It's easy to remember sun protection when you're out in the summer riding your ATV or playing at the lake. The hot sun beats down on you and it's impossible to ignore. In the winter time though, there is just as much risk of being burned, and in some ways even more.

When you go out snowmobiling, it's important to remember this part of safety. The cold weather not only makes the sun less noticeable, but you wear more cover. This is both good and bad.

Since you are covered, you aren't going to be burned in as many places. On the flip side, you may feel complacent and forget to protect your face and neck. Some of the worst face burns happen in the winter.

To exacerbate the sun burn on your face, you often also get wind burned or chilled. The combination can be excruciating. What's worse is that during the adrenaline of the ride, you don't even notice it's happening, so by the time you do, it's too late.

There are two other contributing factors to winter sunburns to be aware of. The earth's atmosphere gets thinner the higher up in elevation you are. Because of this, if you are in the mountains, the sun has less filter, and will burn more quickly and severely.

Most things absorb most of the UV radiation from sunlight, but snow reflects it quite well. This means that you can burn in unexpected places like the underside of your chin and nose. It also means you are getting double the UV exposure.

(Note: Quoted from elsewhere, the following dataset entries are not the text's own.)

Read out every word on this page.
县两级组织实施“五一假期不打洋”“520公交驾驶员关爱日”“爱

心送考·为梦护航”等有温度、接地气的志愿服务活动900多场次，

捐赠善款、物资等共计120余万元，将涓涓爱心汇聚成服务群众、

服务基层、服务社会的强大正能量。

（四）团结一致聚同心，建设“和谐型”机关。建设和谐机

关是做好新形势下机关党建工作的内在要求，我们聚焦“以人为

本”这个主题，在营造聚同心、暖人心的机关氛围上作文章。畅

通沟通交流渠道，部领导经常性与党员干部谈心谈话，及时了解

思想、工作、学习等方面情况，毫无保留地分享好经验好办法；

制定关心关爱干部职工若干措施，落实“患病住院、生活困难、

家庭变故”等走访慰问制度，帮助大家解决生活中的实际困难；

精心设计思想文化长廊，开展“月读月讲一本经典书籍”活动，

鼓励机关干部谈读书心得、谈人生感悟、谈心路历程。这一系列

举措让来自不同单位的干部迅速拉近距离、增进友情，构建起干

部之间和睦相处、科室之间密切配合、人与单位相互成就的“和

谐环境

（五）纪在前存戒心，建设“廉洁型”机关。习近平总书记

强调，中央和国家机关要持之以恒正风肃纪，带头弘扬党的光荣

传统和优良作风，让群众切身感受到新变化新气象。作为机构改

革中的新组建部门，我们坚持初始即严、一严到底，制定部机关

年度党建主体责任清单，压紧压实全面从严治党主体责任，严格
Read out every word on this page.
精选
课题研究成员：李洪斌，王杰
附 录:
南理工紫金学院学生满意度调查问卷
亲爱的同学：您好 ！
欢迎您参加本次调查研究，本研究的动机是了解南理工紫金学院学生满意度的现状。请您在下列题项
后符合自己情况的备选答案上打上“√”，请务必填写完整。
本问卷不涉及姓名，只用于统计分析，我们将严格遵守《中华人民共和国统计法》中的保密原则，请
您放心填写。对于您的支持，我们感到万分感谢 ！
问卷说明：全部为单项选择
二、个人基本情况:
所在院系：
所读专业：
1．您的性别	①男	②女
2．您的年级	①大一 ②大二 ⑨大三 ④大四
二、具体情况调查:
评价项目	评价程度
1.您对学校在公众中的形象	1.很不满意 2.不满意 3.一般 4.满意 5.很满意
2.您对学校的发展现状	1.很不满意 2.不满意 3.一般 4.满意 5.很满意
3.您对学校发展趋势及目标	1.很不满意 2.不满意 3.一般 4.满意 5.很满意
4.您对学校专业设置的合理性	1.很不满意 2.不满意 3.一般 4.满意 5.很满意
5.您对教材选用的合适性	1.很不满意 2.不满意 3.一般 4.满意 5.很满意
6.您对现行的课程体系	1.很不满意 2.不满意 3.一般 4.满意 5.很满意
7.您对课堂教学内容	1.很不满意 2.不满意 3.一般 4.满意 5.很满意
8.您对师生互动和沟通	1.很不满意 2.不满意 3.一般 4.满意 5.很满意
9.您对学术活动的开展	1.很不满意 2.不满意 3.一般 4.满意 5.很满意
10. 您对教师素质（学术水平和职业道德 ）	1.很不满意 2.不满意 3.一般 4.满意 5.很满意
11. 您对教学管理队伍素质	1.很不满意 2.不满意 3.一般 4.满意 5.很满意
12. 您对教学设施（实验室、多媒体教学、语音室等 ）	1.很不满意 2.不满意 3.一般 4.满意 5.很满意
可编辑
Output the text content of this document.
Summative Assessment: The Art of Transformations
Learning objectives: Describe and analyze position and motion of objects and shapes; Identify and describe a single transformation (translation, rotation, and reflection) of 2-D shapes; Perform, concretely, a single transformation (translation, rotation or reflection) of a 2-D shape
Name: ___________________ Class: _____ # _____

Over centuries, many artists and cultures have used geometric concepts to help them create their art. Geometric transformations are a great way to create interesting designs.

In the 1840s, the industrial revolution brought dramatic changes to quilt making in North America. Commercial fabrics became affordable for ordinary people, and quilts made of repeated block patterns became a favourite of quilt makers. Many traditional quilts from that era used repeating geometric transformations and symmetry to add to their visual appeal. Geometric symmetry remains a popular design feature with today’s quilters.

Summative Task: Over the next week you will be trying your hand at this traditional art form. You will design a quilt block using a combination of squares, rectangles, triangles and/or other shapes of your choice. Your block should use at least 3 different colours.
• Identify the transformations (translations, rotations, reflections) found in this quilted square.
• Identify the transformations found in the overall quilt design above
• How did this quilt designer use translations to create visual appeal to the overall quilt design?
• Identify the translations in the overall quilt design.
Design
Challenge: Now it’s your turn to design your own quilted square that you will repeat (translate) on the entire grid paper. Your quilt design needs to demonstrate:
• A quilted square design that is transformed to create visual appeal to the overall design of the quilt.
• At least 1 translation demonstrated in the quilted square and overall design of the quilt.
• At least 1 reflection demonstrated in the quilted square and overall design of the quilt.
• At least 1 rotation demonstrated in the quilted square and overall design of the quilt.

Snow blindness is a condition caused when you have sunburn damage on your corneas. Not only is this quite painful, but it can cause temporary blindness. It's also been suggested that it can contribute to other eye problems including cataracts and macular degeneration.

For your safety, always cover up. Wear a beanie or hat to protect your ears, put on sunscreen, and by all means wear sunglasses or goggles. Safety should always be your first consideration on a snowmobile ride.